De um lado fica até difícil dimensionar a intervenção estatal para regular a imagem do corpo, que é a extensão da intimidade individual. Pode-se até cogitar em situações que justifiquem um posicionamento governamental com ações preventivas somente, impedindo a jovem de agredir o próprio corpo e provocar sua morte, numa visão holocáustica, como árvore seca no coração de um deserto, descrito pelo Nobel da Paz Elie Wiesel. O padrão de beleza desloca-se, portanto, da exigência imposta comercialmente pelas agências da moda e meios de comunicação e ingressa no limite ético determinado pelo bem-estar físico e mental, nos parâmetros de respeito à dignidade humana, um dos fundamentos de nossa Constituição.

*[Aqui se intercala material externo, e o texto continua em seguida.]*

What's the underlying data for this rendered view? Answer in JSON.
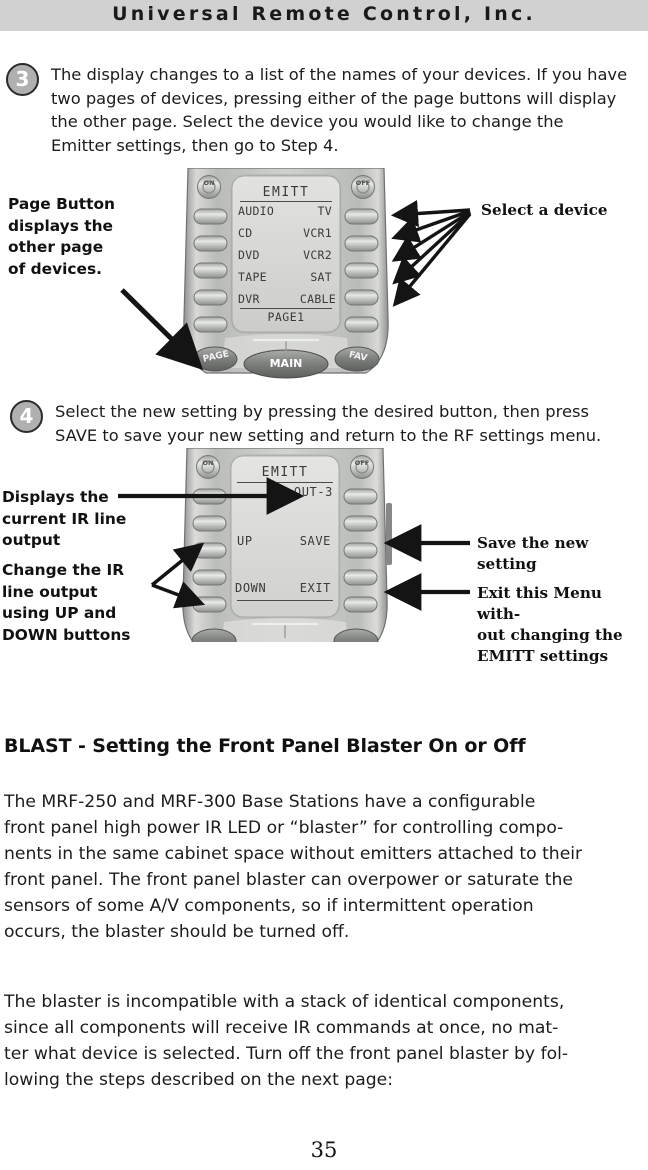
{
  "header": {
    "title": "Universal Remote Control, Inc."
  },
  "steps": [
    {
      "number": "3",
      "lines": [
        "The display changes to a list of the names of your devices. If you have",
        "two pages of devices, pressing either of the page buttons will display",
        "the other page. Select the device you would like to change the",
        "Emitter settings, then go to Step 4."
      ]
    },
    {
      "number": "4",
      "lines": [
        "Select the new setting by pressing the desired button, then press",
        "SAVE to save your new setting and return to the RF settings menu."
      ]
    }
  ],
  "figure1": {
    "callout_left": [
      "Page Button",
      "displays the",
      "other page",
      "of devices."
    ],
    "callout_right": "Select a device",
    "lcd": {
      "title": "EMITT",
      "rows": [
        [
          "AUDIO",
          "TV"
        ],
        [
          "CD",
          "VCR1"
        ],
        [
          "DVD",
          "VCR2"
        ],
        [
          "TAPE",
          "SAT"
        ],
        [
          "DVR",
          "CABLE"
        ]
      ],
      "footer": "PAGE1"
    },
    "buttons": {
      "power_on": "ON",
      "power_off": "OFF",
      "page": "PAGE",
      "main": "MAIN",
      "fav": "FAV"
    }
  },
  "figure2": {
    "callout_left_1": [
      "Displays the",
      "current IR line",
      "output"
    ],
    "callout_left_2": [
      "Change the IR",
      "line output",
      "using UP and",
      "DOWN buttons"
    ],
    "callout_right_1": "Save the new setting",
    "callout_right_2": [
      "Exit this Menu with-",
      "out changing the",
      "EMITT settings"
    ],
    "lcd": {
      "title": "EMITT",
      "value": "OUT-3",
      "row_mid": [
        "UP",
        "SAVE"
      ],
      "row_bottom": [
        "DOWN",
        "EXIT"
      ]
    },
    "buttons": {
      "power_on": "ON",
      "power_off": "OFF"
    }
  },
  "section": {
    "heading": "BLAST - Setting the Front Panel Blaster On or Off",
    "paragraph1": [
      "The MRF-250 and MRF-300 Base Stations have a configurable",
      "front panel high power IR LED or “blaster” for controlling compo-",
      "nents in the same cabinet space without emitters attached to their",
      "front panel. The front panel blaster can overpower or saturate the",
      "sensors of some A/V components, so if intermittent operation",
      "occurs, the blaster should be turned off."
    ],
    "paragraph2": [
      "The blaster is incompatible with a stack of identical components,",
      "since all components will receive IR commands at once, no mat-",
      "ter what device is selected. Turn off the front panel blaster by fol-",
      "lowing the steps described on the next page:"
    ]
  },
  "footer": {
    "page_number": "35"
  },
  "colors": {
    "header_band": "#d1d1d1",
    "badge_fill": "#b0b0b0",
    "lcd_fill": "#d5d6d2",
    "remote_body": "#c9cbc9",
    "text": "#1c1c1c"
  }
}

O próprio IMC - Índice de Massa Corpórea, por si só, não é um marcador para se encontrar o peso saudável. Segundo a OMS, o indicador de 18,5 kg é classificado como abaixo do peso, ingressando na classificação de pessoa magra. Para se chegar ao peso permitido, basta pegar a altura e multiplicar por ela mesma. Em seguida, dividir o peso pelo resultado da primeira operação.
Assim o corpo perfeito não é mais aquele preconizado pela estética corporal ditada pelos regramentos da beleza, que recomendam uma silhueta esquia para se enquadrar nos parâmetros exigidos e, sim, aquele que satisfaz a própria pessoa ofertando-lhe a melhor sensação de bem-estar. Mens sana in corpore sano, é a receita infalível.